Comprised of a sensor which measures glucose levels under the skin, an insulin pump and an insulin infusion patch, the artificial pancreas adjusts insulin levels without the need for user input. The MiniMed measures glucose levels at five minute intervals, and only requires patients to manually adjust insulin doses after consuming a carbohydrate meal.
The medical device uses Medtronic’s SmartGuard HCL algorithm to automate glucose monitoring and insulin dosing activities. A customizable system, the MiniMed’s automation level can be changed based on physician and patient needs.
“With SmartGuard HCL, the ability to automate basal insulin dosing 24 hours a day is a much-anticipated advancement in the diabetes community for the profound impact it may have on managing diabetes - particularly for minimizing glucose variability and maximizing time in the target range,” said Dr. Richard M. Bergenstal, principal investigator of the pivotal study and executive director of the Park Nicollet International Diabetes Center in Minneapolis. “The data from the pivotal trial were compelling and I am confident that this therapy will be well-received by both the clinical and patient community.”
Approximately five percent of the diabetic community has type 1 diabetes, according to the US Centers for Disease Control and Prevention (CDC). Traditional management of the disease is very intensive, with patients needing to check their glucose levels consistently throughout the day, and self-administer insulin in order to avoid hyperglycemia.
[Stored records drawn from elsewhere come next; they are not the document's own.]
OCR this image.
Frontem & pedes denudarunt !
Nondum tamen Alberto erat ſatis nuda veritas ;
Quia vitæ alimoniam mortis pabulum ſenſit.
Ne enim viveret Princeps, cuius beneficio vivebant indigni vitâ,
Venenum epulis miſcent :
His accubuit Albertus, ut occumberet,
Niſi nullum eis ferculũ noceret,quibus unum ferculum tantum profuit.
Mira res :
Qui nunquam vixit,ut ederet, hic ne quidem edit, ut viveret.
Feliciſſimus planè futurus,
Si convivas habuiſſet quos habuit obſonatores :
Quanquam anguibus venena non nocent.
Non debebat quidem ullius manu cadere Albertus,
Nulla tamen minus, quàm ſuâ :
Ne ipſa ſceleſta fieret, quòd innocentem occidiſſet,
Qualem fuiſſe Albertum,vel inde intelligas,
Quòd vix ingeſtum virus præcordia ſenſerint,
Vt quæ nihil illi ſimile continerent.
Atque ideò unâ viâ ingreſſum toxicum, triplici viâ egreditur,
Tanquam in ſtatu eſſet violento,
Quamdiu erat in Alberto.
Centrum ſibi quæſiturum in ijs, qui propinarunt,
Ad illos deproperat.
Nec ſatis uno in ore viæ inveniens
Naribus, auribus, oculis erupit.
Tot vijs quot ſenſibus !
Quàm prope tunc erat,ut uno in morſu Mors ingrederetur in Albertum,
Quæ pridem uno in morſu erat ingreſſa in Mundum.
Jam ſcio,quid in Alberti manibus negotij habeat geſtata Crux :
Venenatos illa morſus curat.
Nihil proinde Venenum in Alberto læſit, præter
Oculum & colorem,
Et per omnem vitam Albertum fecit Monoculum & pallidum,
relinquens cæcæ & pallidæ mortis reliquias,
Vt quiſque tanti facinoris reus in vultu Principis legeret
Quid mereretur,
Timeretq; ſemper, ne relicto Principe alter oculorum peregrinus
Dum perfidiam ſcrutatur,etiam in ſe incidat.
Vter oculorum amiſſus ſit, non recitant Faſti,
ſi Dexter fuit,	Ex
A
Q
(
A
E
“The FDA approval of the world's first hybrid closed loop system is a culmination of many years of hard work and close collaboration with the clinical and patient communities to generate the body of evidence needed to advance this technology for those living with diabetes,” said Dr. Francine Kaufman, chief medical officer of the Diabetes Group at Medtronic. “We appreciate the unprecedented speed by which the agency approved our PMA submission to help bring this advanced insulin pump therapy so quickly to U.S. patients living with this challenging disease. We are committed to preparing for commercial launch as quickly as possible while ensuring we provide the most successful rollout of this novel therapy.”